Osman

27 Ağustos günüydü. Eşim ve çocuğumla tatildeydim. Masmavi gökyüzünün altında zümrüt yeşili denizle buluşan kıyı boyunca araba sürüyorduk. Yolun diğer tarafında hasat vakti gelmiş altın sarısı tarlalar ve onlar ile birleşen yeşil kayın ormanları vardı. Uzaklarda dar bir karayolunun, gün batımı renklerine bezenen ekinlerin arasından kıvrılarak aştığı tepeler pitoresk kompozisyonu tamamlıyordu.

Eğer Cennet’in pek çok tanımı var ise bu manzara onlardan biri olmalıydı.

Bir mesaj düştü telefonuma. Öğleden sonra 2 gibi. Ağabeyimden. “Arıyorum düşüremiyorum. Beni bir ararmısın?” Sonuna bir de not eklemiş. “Annemleri merak etme iyiler.”

Düşüncelidir Osman. Endişelenmeyeyim diye bu notu eklemişti belli.

Arabayı durdurup telefonunu tuşladım. Her zamanki sakin ve mülayim sesini duydum. N’aber dedi, İyidir dedim. Hayrola? Sanki her gün olan olağan bir olaydan basediyormuşcasına devam etti “Bir şey yok. Annemler iyiler merak etme. Yalnız bende bir şey çıktı”

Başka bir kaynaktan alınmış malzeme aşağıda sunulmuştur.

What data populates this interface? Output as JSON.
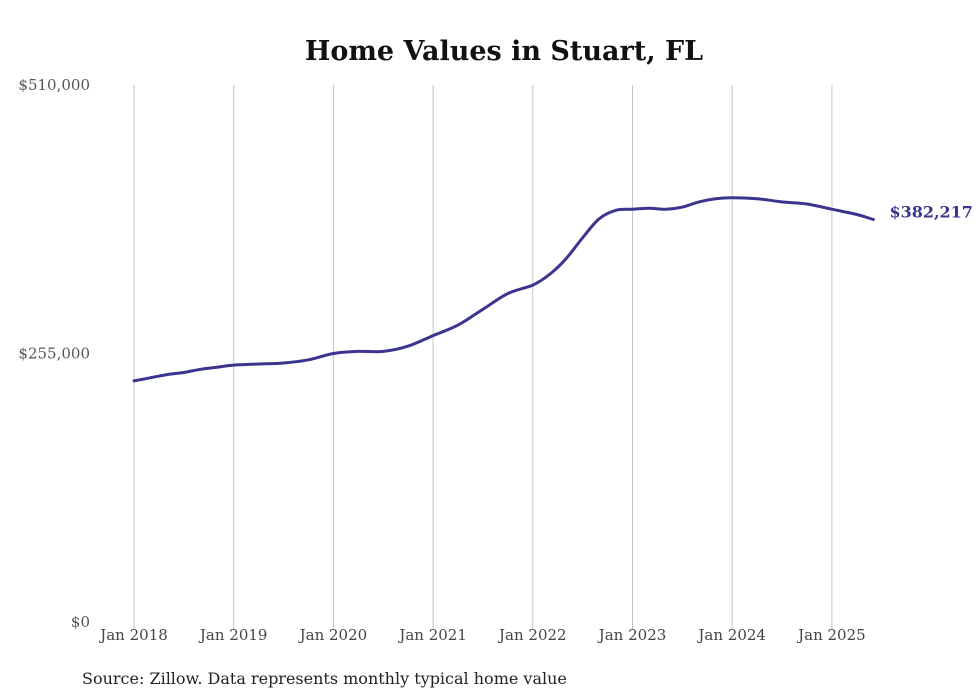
{
  "chart_data": {
    "type": "line",
    "title": "Home Values in Stuart, FL",
    "source": "Source: Zillow. Data represents monthly typical home value",
    "ylim": [
      0,
      510000
    ],
    "y_ticks": [
      "$0",
      "$255,000",
      "$510,000"
    ],
    "x_ticks": [
      "Jan 2018",
      "Jan 2019",
      "Jan 2020",
      "Jan 2021",
      "Jan 2022",
      "Jan 2023",
      "Jan 2024",
      "Jan 2025"
    ],
    "grid": "vertical",
    "line_color": "#3b3590",
    "end_label": "$382,217",
    "series": [
      {
        "x": [
          "2018-01",
          "2018-03",
          "2018-05",
          "2018-07",
          "2018-09",
          "2018-11",
          "2019-01",
          "2019-04",
          "2019-07",
          "2019-10",
          "2020-01",
          "2020-04",
          "2020-07",
          "2020-10",
          "2021-01",
          "2021-04",
          "2021-07",
          "2021-10",
          "2022-01",
          "2022-03",
          "2022-05",
          "2022-07",
          "2022-09",
          "2022-11",
          "2023-01",
          "2023-03",
          "2023-05",
          "2023-07",
          "2023-09",
          "2023-11",
          "2024-01",
          "2024-04",
          "2024-07",
          "2024-10",
          "2025-01",
          "2025-04",
          "2025-06"
        ],
        "values": [
          229000,
          232000,
          235000,
          237000,
          240000,
          242000,
          244000,
          245000,
          246000,
          249000,
          255000,
          257000,
          257000,
          262000,
          272000,
          282000,
          297000,
          312000,
          320000,
          330000,
          345000,
          365000,
          383000,
          391000,
          392000,
          393000,
          392000,
          394000,
          399000,
          402000,
          403000,
          402000,
          399000,
          397000,
          392000,
          387000,
          382217
        ]
      }
    ]
  }
}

Uzaktaki karayolunda bir kamyon belirip kayboldu. İnce bir sızı saplandı mideme. Göğsümde korktuğum zamanlardaki gibi belli belirsiz deli bir rüzgar esti.

Karın boşluğunda bir sertlik gelmiş eline. Kontrole gitmiş. Bir kitle görmüşler. Bunu alalım demiş doktoru. O’da olur demiş. Operasyon hemen bitermiş, dört günde çıkarmış hastaneden. “Önemli bir şey değil ama annemler merak eder. Sen gelebilirmisin?” diye sordu.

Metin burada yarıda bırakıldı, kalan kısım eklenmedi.